A fourth is the Manhattan Institute for Policy Research, where Charles Murray spent nearly a decade as a senior fellow and where CHSS director Kaufmann currently holds the same title. For more than 20 years, the Manhattan Institute has championed the genes-race-IQ thesis of The Bell Curve, framing biological accounts of racial difference as unjustly suppressed.

A fifth is the Free Speech Union (FSU), chaired by self-styled ‘progressive eugenicist’ Lord Toby Young. Matt Goodwin has sat on the FSU’s advisory council since 2020. Another FSU advisory council member alongside Goodwin is the geneticist Robert Plomin, a key signatory to a Pioneer Fund-drafted statement defending the science behind The Bell Curve without repudiating its racist conclusions.

Professor Eric Kaufmann told Byline Times: “The network part of the site refer to those who may be sources of heterodox social science. I am not interested in race and intelligence, as you can see from our research. I list Aporia because they regularly summarise heterodox social science articles of interest, not because of their race and intelligence research. I defended Noah Carl from cancellation, as he was expressing his academic freedom in mounting a philosophical defence of those who did race and intelligence research, but did not do such research himself.”

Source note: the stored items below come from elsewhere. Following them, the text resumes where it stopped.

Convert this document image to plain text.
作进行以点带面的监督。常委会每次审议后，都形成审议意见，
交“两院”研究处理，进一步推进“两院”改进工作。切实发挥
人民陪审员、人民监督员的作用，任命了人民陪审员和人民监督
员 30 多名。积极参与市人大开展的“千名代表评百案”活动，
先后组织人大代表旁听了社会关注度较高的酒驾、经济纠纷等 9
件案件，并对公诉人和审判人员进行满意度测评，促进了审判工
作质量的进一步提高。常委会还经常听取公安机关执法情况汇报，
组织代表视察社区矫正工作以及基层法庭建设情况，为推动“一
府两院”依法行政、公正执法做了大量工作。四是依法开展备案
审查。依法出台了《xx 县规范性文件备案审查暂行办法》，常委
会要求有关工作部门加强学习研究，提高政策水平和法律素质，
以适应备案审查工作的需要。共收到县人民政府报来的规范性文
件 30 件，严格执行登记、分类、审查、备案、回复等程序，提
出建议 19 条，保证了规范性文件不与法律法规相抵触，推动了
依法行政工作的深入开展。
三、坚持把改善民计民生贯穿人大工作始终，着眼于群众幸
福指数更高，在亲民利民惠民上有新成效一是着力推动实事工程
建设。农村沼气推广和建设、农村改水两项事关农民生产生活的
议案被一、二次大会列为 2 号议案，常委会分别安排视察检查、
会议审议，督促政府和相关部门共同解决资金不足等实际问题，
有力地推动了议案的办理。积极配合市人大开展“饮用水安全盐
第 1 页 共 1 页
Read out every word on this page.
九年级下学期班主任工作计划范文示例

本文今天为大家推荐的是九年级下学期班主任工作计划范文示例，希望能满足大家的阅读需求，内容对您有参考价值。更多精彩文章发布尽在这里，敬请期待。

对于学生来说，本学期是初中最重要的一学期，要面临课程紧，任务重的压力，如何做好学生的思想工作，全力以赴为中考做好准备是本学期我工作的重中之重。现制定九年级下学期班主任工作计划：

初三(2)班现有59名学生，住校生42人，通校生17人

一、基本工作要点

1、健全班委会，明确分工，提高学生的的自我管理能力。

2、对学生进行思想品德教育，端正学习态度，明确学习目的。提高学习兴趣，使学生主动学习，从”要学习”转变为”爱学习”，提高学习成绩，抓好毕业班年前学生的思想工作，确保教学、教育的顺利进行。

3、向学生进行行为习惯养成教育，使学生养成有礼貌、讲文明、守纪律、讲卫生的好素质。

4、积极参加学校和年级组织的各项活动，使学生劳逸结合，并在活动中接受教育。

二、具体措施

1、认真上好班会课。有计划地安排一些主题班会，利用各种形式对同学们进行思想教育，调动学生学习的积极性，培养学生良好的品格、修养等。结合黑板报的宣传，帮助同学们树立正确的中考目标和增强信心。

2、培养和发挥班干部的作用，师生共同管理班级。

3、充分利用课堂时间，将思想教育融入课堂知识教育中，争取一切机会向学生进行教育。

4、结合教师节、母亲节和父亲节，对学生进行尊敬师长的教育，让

Matt Goodwin’s history of promoting, defending and aligning with key individuals in this ‘race science’ network raises questions about Reform UK’s agenda for Britain given his role as the party’s first parliamentary candidate in 2026. Goodwin did not respond to request for comment.

“These accusations are desperate bordering on conspiratorial by a discredited outlet attempting to derail a democratic election”, a spokesperson for Reform UK said. “It is standard for academics to hold fellowship positions at other institutions around the world. As a respected academic known for his award winning research, Matt has given hundreds, if not thousands, of paid talks to organisations around the world including in the USA, Canada, Switzerland, Sweden, Japan and more. It should be noted Matt was also a Senior Fellow at the Royal Institute for International Affairs at Chatham House for a decade, where he undertook paid work, and he is currently a Senior Fellow at the University of Buckingham.”